Pewnie nawet Przemysław Babiarz wraz z Łukaszem Panfilem (promującym przy okazji książkę o Malinowskim) nie spodziewali się, że tak szerokiej rzeszy biegaczy z Brodnicy będą gratulować ukończenia biegu. Debiutanci fantastycznie wybrali moment na zapoznanie się z trudami niekiedy bolesnych 21 km. Półmaraton Grudziądz - Rulewo jest na to idealnym startem.
Z mojej strony radość poza urokiem zawodów mogła wynikać tylko z miejsca w pierwszej dwudziestce. Czasowo dałem lekka plamę - zaplanowane minimum 1h25 nie zostało osiągnięte. Brak szybkości zupełnie pozbawił mnie szans by chociaż na sekundy przybliżyć się do życiówki. Fajnie jednak było znowu stanąć w szranki z własnymi ograniczeniami. Plus ten drugi już niezapomniany finisz z córką - bezcenne. Jakoś tak przyjemnie mi się w tym Grudziądzu biega.
Mam nadzieję, że tym licznym brodniczakom także...
Na swój debiut lepszego miejsca wybrać nie mogłam. Trochę za dużo asfaltu jak dla mnie, ale trasa malownicza, technicznie wszystko dopięte na ostatni guzik. Brawo dla organizatorów i uczestników za cudowną atmosferę.

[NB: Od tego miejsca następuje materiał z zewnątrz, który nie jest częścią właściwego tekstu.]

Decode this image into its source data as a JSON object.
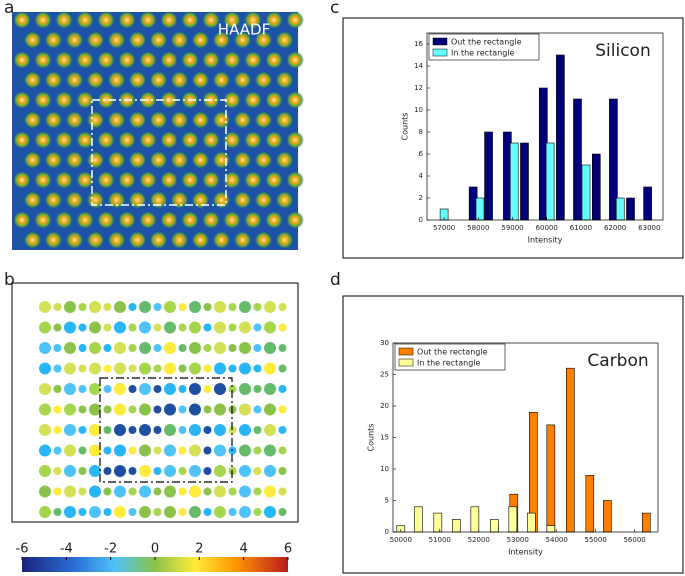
{
  "panel_labels": [
    "a",
    "b",
    "c",
    "d"
  ],
  "image_label": "HAADF",
  "colorbar": {
    "ticks": [
      -6,
      -4,
      -2,
      0,
      2,
      4,
      6
    ]
  },
  "chart_data": [
    {
      "type": "bar",
      "title": "Silicon",
      "xlabel": "Intensity",
      "ylabel": "Counts",
      "xlim": [
        56500,
        63400
      ],
      "xticks": [
        57000,
        58000,
        59000,
        60000,
        61000,
        62000,
        63000
      ],
      "ylim": [
        0,
        17
      ],
      "yticks": [
        0,
        2,
        4,
        6,
        8,
        10,
        12,
        14,
        16
      ],
      "legend": "upper left",
      "series": [
        {
          "name": "Out the rectangle",
          "color": "#00007a",
          "x": [
            57850,
            58300,
            58850,
            59350,
            59900,
            60400,
            60900,
            61450,
            61950,
            62450,
            62950
          ],
          "values": [
            3,
            8,
            8,
            7,
            12,
            15,
            11,
            6,
            11,
            2,
            3
          ]
        },
        {
          "name": "In the rectangle",
          "color": "#66ffff",
          "x": [
            57000,
            58050,
            59050,
            60100,
            61150,
            62150
          ],
          "values": [
            1,
            2,
            7,
            7,
            5,
            2
          ]
        }
      ]
    },
    {
      "type": "bar",
      "title": "Carbon",
      "xlabel": "Intensity",
      "ylabel": "Counts",
      "xlim": [
        49800,
        56600
      ],
      "xticks": [
        50000,
        51000,
        52000,
        53000,
        54000,
        55000,
        56000
      ],
      "ylim": [
        0,
        30
      ],
      "yticks": [
        0,
        5,
        10,
        15,
        20,
        25,
        30
      ],
      "legend": "upper left",
      "series": [
        {
          "name": "Out the rectangle",
          "color": "#ff7f00",
          "x": [
            52400,
            52900,
            53400,
            53850,
            54350,
            54850,
            55300,
            56300
          ],
          "values": [
            1,
            6,
            19,
            17,
            26,
            9,
            5,
            3
          ]
        },
        {
          "name": "In the rectangle",
          "color": "#ffff99",
          "x": [
            50000,
            50450,
            50950,
            51425,
            51900,
            52400,
            52875,
            53350,
            53850
          ],
          "values": [
            1,
            4,
            3,
            2,
            4,
            2,
            4,
            3,
            1
          ]
        }
      ]
    }
  ]
}
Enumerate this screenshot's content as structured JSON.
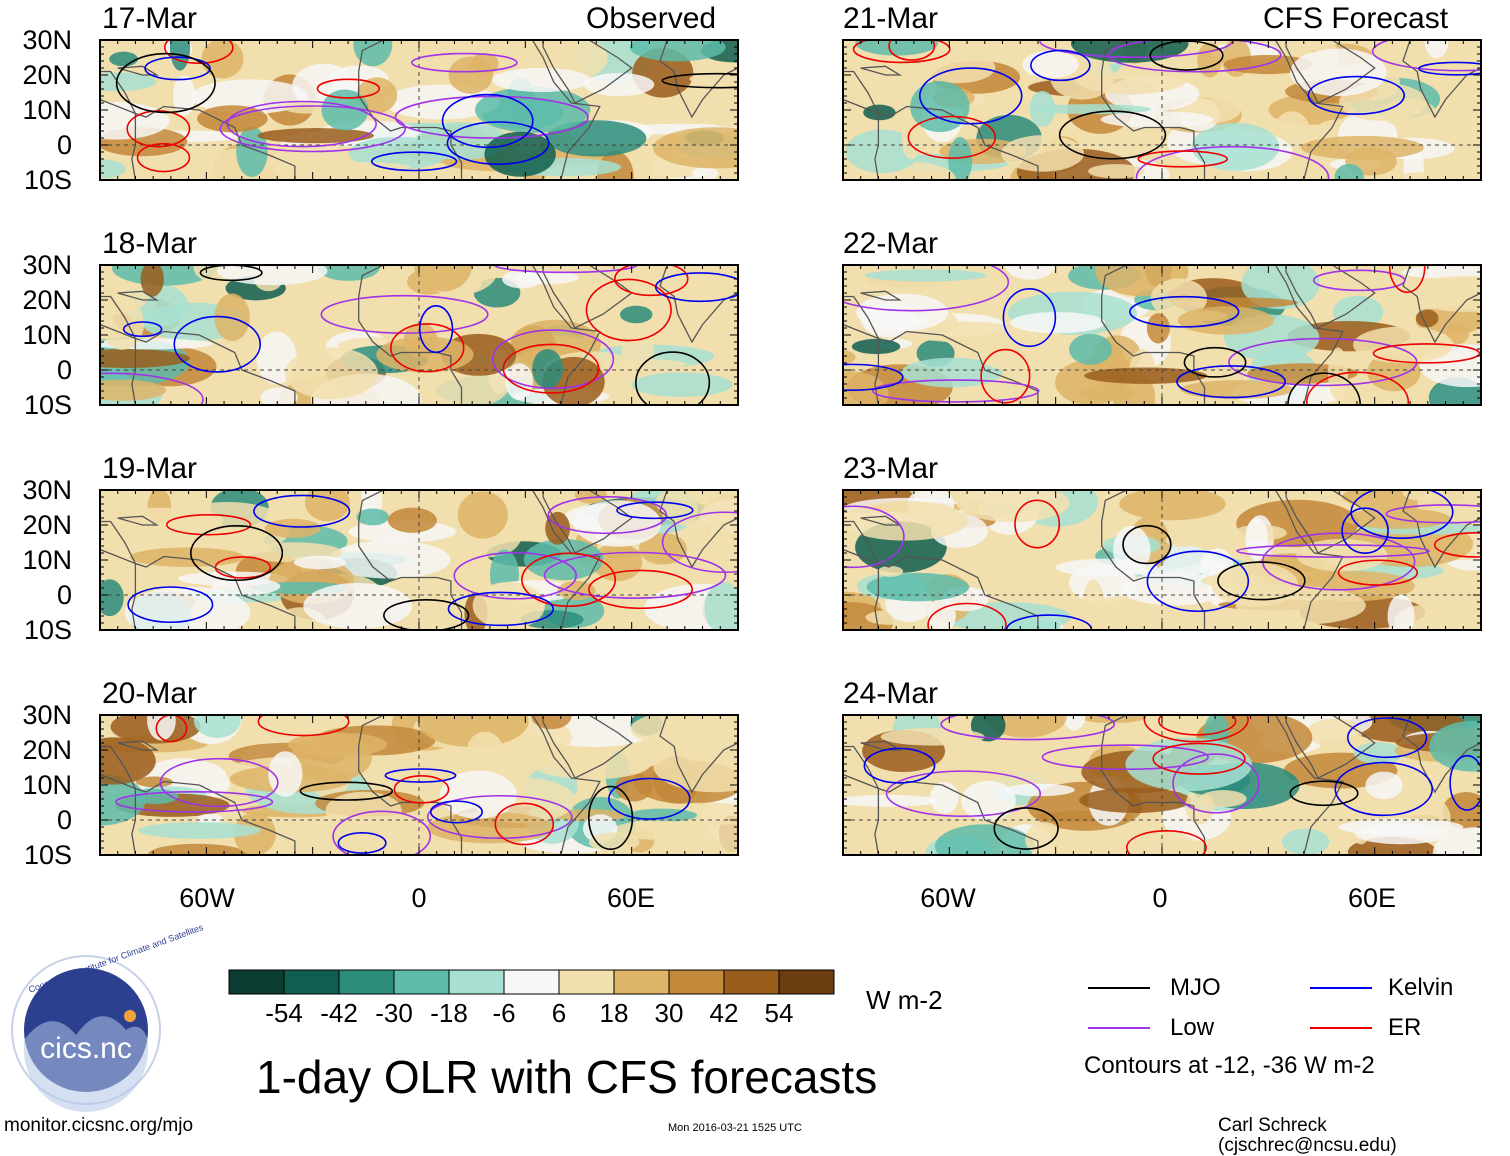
{
  "left_column": {
    "title": "Observed",
    "panels": [
      {
        "date": "17-Mar"
      },
      {
        "date": "18-Mar"
      },
      {
        "date": "19-Mar"
      },
      {
        "date": "20-Mar"
      }
    ]
  },
  "right_column": {
    "title": "CFS Forecast",
    "panels": [
      {
        "date": "21-Mar"
      },
      {
        "date": "22-Mar"
      },
      {
        "date": "23-Mar"
      },
      {
        "date": "24-Mar"
      }
    ]
  },
  "axes": {
    "lat_labels": [
      "30N",
      "20N",
      "10N",
      "0",
      "10S"
    ],
    "lon_labels": [
      "60W",
      "0",
      "60E"
    ]
  },
  "colorbar": {
    "unit": "W m-2",
    "labels": [
      "-54",
      "-42",
      "-30",
      "-18",
      "-6",
      "6",
      "18",
      "30",
      "42",
      "54"
    ],
    "colors": [
      "#0b3d33",
      "#0f5e50",
      "#2b8c7c",
      "#5dbcaa",
      "#a7e0d2",
      "#f7f7f7",
      "#f2dfae",
      "#deb467",
      "#c3883a",
      "#9a5d1c",
      "#6b3d10"
    ]
  },
  "legend": {
    "items": [
      {
        "label": "MJO",
        "color": "#000000"
      },
      {
        "label": "Kelvin",
        "color": "#0000ee"
      },
      {
        "label": "Low",
        "color": "#a033e8"
      },
      {
        "label": "ER",
        "color": "#ee0000"
      }
    ],
    "contour_note": "Contours at -12, -36 W m-2"
  },
  "title": "1-day OLR with CFS forecasts",
  "logo": {
    "text": "cics.nc",
    "ring_text": "Cooperative Institute for Climate and Satellites"
  },
  "footer": {
    "url": "monitor.cicsnc.org/mjo",
    "timestamp": "Mon 2016-03-21 1525 UTC",
    "credit": "Carl Schreck (cjschrec@ncsu.edu)"
  }
}
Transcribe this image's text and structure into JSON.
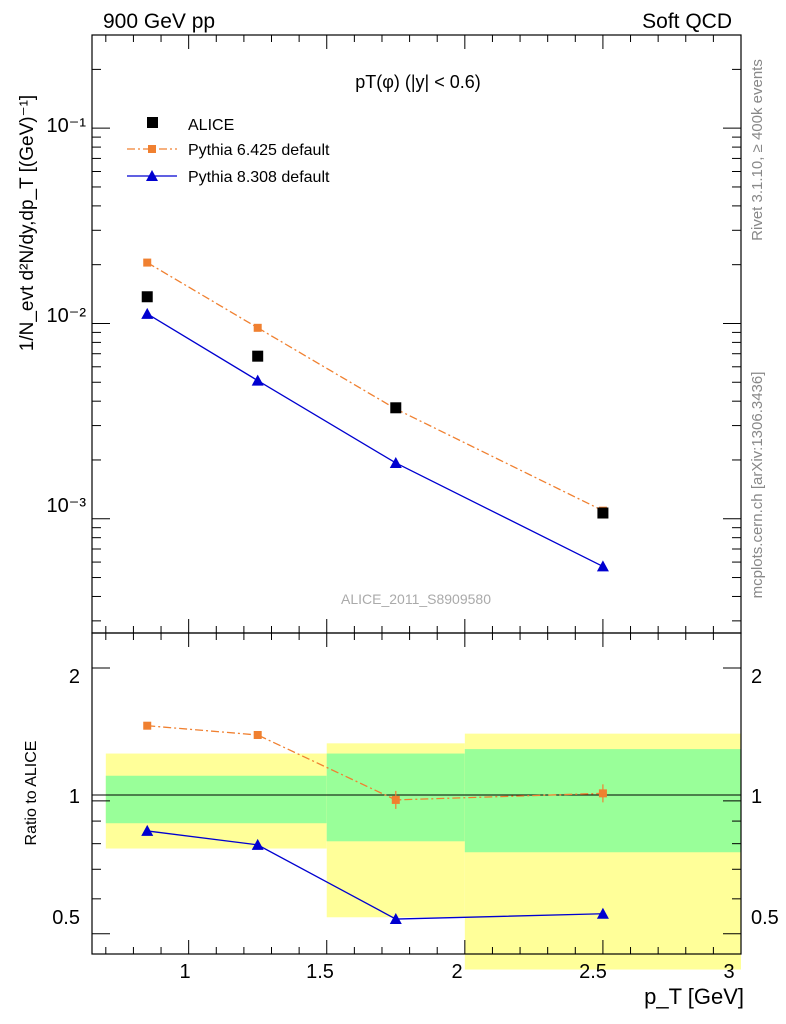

OdpowiedzUsuńOrganizatorzy rzeczywiście co roku dopinają wszystko na ostatni guzik. Trasa jest niezmienna już od chyba 3 edycji. Najciekawsze są te wioseczki mijane po drodze - w każdej jako taki doping. Sympatyczne. A asfalt...powtarzać się będzie często. Mało masz biegów po polnych w regionie.